Rep: Dwina Agustin/ Red: Nidia Zuraya
Pejuang Hamas melancarkan operasi badai Al Aqsa
Foto: AP
Pejuang Hamas melancarkan operasi badai Al Aqsa

REPUBLIKA.CO.ID, GAZA -- Ratusan pejuang Hamas menjalani pelatihan tempur khusus di Iran dalam beberapa minggu menjelang serangan kelompok Palestina ke Israel pada 7 Oktober. Laporan ini pertama kali disampaikan oleh Wall Street Journal (WSJ) pada Rabu (25/10/2023).

Mengutip orang-orang yang mengetahui informasi intelijen terkait serangan tersebut, sekitar 500 anggota dari Hamas dan Jihad Islam ikut serta dalam latihan pada September. Pelatihan tersebut, menurut AlArabiyah, dipimpin perwira dari Pasukan Quds, cabang luar negeri dari Korps Garda Revolusi Islam (IRGC) Iran. Menurut laporan tersebut, pejabat senior Palestina dan panglima Pasukan Quds Esmail Ghaani hadir pada latihan ini.

Baca Juga

WSJ juga melaporkan, para pejabat keamanan Iran memberi lampu hijau untuk serangan tersebut pada sebuah pertemuan di Beirut lima hari sebelum hari H. Peristiwa ini mengutip anggota senior Hamas dan gerakan Hizbullah di Lebanon yang didukung Iran.

Tapi para pejabat Amerika Serikat (AS) menolak laporan tersebut. Dia mengatakan, bahwa intelijen mereka tidak menunjukkan hubungan langsung antara pejabat Iran dan serangan tersebut, sambil mencatat bahwa negara itu adalah pendukung lama Hamas.
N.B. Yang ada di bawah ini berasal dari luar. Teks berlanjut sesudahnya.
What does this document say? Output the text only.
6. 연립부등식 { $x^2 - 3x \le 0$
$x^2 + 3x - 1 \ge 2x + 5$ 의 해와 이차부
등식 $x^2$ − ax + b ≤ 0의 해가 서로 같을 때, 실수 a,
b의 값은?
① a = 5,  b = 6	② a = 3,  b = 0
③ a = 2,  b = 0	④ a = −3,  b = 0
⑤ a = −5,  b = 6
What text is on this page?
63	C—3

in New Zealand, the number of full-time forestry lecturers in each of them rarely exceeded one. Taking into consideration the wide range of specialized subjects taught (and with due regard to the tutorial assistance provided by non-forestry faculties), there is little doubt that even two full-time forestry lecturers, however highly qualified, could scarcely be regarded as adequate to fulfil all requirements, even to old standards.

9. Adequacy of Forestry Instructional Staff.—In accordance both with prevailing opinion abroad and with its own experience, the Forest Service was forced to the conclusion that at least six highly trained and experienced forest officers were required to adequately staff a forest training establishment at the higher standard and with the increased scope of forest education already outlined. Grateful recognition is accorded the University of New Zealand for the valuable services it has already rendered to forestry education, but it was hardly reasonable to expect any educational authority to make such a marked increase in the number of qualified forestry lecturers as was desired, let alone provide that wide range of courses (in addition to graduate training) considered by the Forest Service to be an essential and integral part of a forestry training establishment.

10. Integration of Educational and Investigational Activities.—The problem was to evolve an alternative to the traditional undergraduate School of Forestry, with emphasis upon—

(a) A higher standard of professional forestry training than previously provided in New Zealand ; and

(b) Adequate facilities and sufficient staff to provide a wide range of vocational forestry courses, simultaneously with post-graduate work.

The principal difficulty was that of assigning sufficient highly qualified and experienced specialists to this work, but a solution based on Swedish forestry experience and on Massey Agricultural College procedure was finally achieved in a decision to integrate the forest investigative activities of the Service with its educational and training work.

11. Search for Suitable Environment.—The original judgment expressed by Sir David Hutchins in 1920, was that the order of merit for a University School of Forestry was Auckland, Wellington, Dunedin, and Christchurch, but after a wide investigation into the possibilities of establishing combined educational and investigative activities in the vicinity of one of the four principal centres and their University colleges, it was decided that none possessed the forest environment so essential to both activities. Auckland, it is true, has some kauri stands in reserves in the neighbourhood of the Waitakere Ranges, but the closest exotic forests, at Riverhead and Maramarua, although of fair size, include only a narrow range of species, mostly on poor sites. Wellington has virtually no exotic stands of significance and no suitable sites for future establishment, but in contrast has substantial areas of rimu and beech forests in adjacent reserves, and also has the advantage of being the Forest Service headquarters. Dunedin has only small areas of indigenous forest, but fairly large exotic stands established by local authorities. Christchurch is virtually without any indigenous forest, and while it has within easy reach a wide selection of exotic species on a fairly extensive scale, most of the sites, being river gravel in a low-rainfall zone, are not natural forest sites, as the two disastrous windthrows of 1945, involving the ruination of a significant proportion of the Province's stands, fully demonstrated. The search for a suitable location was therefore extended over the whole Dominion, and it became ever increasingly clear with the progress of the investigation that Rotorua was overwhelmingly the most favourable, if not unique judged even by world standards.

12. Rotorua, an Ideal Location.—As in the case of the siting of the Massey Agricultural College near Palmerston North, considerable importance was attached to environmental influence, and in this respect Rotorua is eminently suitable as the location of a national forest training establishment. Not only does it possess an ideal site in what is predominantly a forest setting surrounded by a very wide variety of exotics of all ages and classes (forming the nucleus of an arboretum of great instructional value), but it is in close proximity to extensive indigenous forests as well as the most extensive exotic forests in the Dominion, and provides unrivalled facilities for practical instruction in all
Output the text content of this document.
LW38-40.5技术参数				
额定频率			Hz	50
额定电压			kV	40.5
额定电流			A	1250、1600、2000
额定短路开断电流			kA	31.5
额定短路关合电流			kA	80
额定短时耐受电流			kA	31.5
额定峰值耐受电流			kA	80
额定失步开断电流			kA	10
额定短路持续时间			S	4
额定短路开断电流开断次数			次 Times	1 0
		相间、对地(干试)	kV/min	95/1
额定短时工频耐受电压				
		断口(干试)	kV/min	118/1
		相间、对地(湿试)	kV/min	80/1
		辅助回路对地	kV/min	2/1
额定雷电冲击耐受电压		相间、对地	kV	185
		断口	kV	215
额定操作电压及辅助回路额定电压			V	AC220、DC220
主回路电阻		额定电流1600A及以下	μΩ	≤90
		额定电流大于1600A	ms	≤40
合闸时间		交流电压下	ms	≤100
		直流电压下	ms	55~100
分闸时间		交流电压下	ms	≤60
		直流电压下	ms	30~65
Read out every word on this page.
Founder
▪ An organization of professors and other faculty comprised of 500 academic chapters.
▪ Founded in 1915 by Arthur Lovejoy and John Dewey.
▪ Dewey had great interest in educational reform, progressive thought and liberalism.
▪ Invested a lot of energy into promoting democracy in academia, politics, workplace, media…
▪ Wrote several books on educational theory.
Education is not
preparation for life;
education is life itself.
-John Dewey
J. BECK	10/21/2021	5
Dikutip dari Times of Israel, beberapa jam sebelum laporan tersebut diterbitkan, juru bicara Pasukan Pertahanan Israel (IDF) Laksamana Muda Daniel Hagari menuding Iran karena membantu merencanakan serangan brutal tersebut.

Hagari mengatakan, pada konferensi pers pada Rabu bahwa Iran telah membantu Hamas secara langsung sebelum perang, melalui pelatihan, penyediaan senjata, uang, dan pengetahuan teknologi. “Bantuan Iran kepada Hamas terus berlanjut dalam bentuk intelijen dan hasutan daring terhadap Israel," ujarnya.

Eskalasi terbaru konflik Israel-Palestina dimulai ketika Hamas menyeberang ke Israel dari perbatasan selatannya pada 7 Oktober. Israel membalasnya dengan serangan udara dan artileri tanpa henti di Gaza dan menurut otoritas kesehatan di Gaza, telah membunuh lebih dari 6.000 orang.

Teheran yang merupakan sumber utama dukungan finansial dan militer untuk Hamas memuji serangan tersebut. Namun, negara itu menyangkal keterlibatan apa pun dalam perencanaan atau pelaksanaan serangan tersebut.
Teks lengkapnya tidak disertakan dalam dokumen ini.